If being a "total isolationist" means I support actions that advance American security and economic interests then I wear the label with pride. I think most Americans would agree with me. If the policies I've suggested were implemented, we'd actually be less "isolated" than we are now and would be more respected, more secure, and economically much better off. As such, to call me "isolationist" by a literal definition of the word is not even accurate!!

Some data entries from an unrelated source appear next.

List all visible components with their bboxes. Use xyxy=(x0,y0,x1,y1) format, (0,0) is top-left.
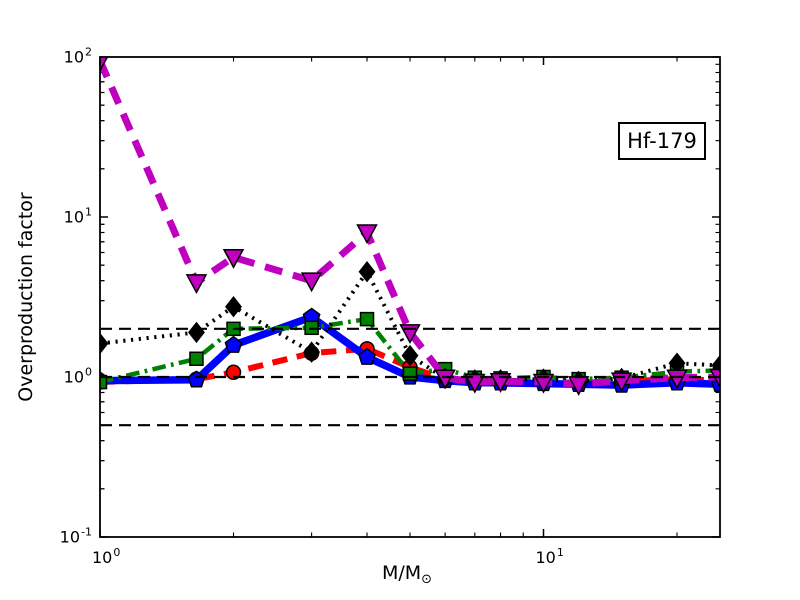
sun-symbol: ⊙ xyxy=(421,572,433,587)
y-axis-label: Overproduction factor xyxy=(15,192,37,402)
magenta-thick-dashed-triangles-marker xyxy=(222,249,245,269)
green-dashdot-squares-marker xyxy=(100,374,108,390)
black-dotted-diamonds-marker xyxy=(401,344,419,367)
series-layer xyxy=(100,57,720,396)
x-axis-label: M/M⊙ xyxy=(307,562,507,588)
magenta-thick-dashed-triangles-marker xyxy=(464,373,486,394)
red-thick-dashed-circles-marker xyxy=(225,364,242,381)
magenta-thick-dashed-triangles-marker xyxy=(185,274,208,295)
isotope-annotation-text: Hf-179 xyxy=(627,129,697,153)
series-magenta-thick-dashed-triangles xyxy=(100,57,720,396)
black-dotted-diamonds-marker xyxy=(303,341,321,363)
black-dotted-diamonds-marker xyxy=(188,321,205,344)
blue-thick-solid-pentagons-marker xyxy=(224,335,243,353)
magenta-thick-dashed-triangles-marker xyxy=(356,224,378,245)
black-dotted-diamonds-marker xyxy=(358,261,376,283)
blue-thick-solid-pentagons-marker xyxy=(358,347,376,365)
x-tick-label: 101 xyxy=(536,546,564,567)
y-tick-label: 101 xyxy=(64,206,92,227)
green-dashdot-squares-marker xyxy=(402,366,418,381)
green-dashdot-squares-marker xyxy=(359,311,375,327)
y-tick-label: 100 xyxy=(64,366,92,387)
isotope-annotation-box: Hf-179 xyxy=(618,122,706,160)
magenta-thick-dashed-triangles-marker xyxy=(709,368,720,389)
black-dotted-diamonds-marker xyxy=(100,332,109,355)
magenta-thick-dashed-triangles-marker xyxy=(300,272,323,293)
y-tick-label: 102 xyxy=(64,46,92,67)
reference-lines xyxy=(100,327,720,427)
magenta-thick-dashed-triangles-marker xyxy=(532,373,555,394)
black-dotted-diamonds-marker xyxy=(225,295,242,318)
x-tick-label: 100 xyxy=(92,546,120,567)
magenta-thick-dashed-triangles-line xyxy=(100,59,720,388)
magenta-thick-dashed-triangles-marker xyxy=(489,373,512,393)
magenta-thick-dashed-triangles-marker xyxy=(100,57,109,73)
magenta-thick-dashed-triangles-marker xyxy=(666,369,688,390)
magenta-thick-dashed-triangles-marker xyxy=(434,369,456,390)
black-dotted-diamonds-line xyxy=(100,269,720,384)
x-axis-label-main: M/M xyxy=(381,562,422,584)
green-dashdot-squares-marker xyxy=(189,351,204,367)
y-tick-label: 10-1 xyxy=(60,526,92,547)
plot-border xyxy=(99,56,721,538)
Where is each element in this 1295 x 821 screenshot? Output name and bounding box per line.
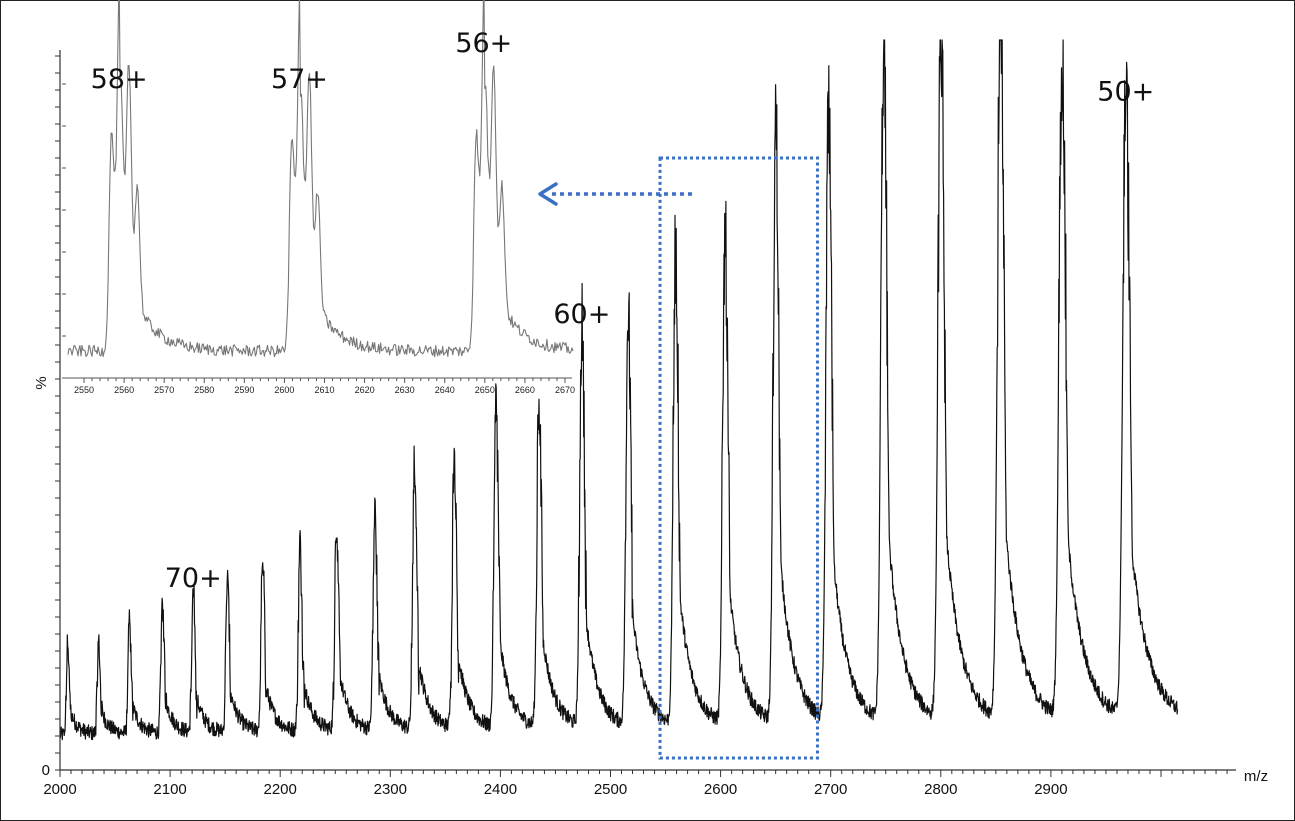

"Islamic State isn't going to stop without gobbling up Syria." Pat Buchannan at WND has an informative article on this. While he does understand there's a threat he does correctly point out that the nations in the region such as Turkey could handle this problem. Essentially it's not going to suit us to go back into Iraq militarily. Middle Easterners will have to the heavy lifting on this one militarily for the benefit of their countries. I've already pointed out elsewhere a much more effective approach for our national security interests for us. We CANNOT slay every monster nor is it ethical for anyone to expect us to.

B.Poster said...

"...who do you expect to invade America..." I think you probably know that I believe BHO's immigration policies to be misguided on a number of levels. I would expect invaders to use the same pathways that the cartels use to smuggle drugs in, as a number of reports have alluded to.

Also, these people are not being properly vetted. I'd think it highly likely that any invader would use this to their advantage. Essentially no sane country has an immigration policy like ours that I'm aware of!!

The greatest national security threats to our country are as follows: 1.)an all out nuclear attack against us by Russia, 2.)multiple suitcase nuclear weapons and/or "dirty bombs" being detonated in our cities, and 3.)an invasion of the US mainland by Russia, China, both of them, or them along with some combination of their allies.

While threat 2 is more likely, threat 1 is much more serious. As such, our top national security priority should be ensuring we, at a minimum, are able to respond adequately to deter this and working to actually prevent this type of attack. While threat 3 is less likely, the current policies including our immigration policies mean the possibility of threat 3 is increasing.

With any military engagement, actual or proposed, we need to ask if they help us or hinder us in deterring the three main threats our national security. Additional military operations in Iraq at this time likely only make all three threats more likely, not less likely.

As pointed out in the previous post, the type of alliance with the Kurds may have been possible at one time but not now. We certainly should try and help them where and when we can in ways that are mutually beneficial to us but we cannot be expected to engage in sustained military actions on their behalf. It's unethical for anyone to expect America to fulfill such a role and it's misguided on the part of American leaders to think such a role is feasible.

Even if certain things were, in fact, doable for us, the current crop of US leadership cannot be trusted either in terms of competence or intentions. As such, it'd be inadvisable on many levels for us be involved in Iraq right now. Since our leadership has chosen this course, I suppose at this point we can only pray and hope for the best.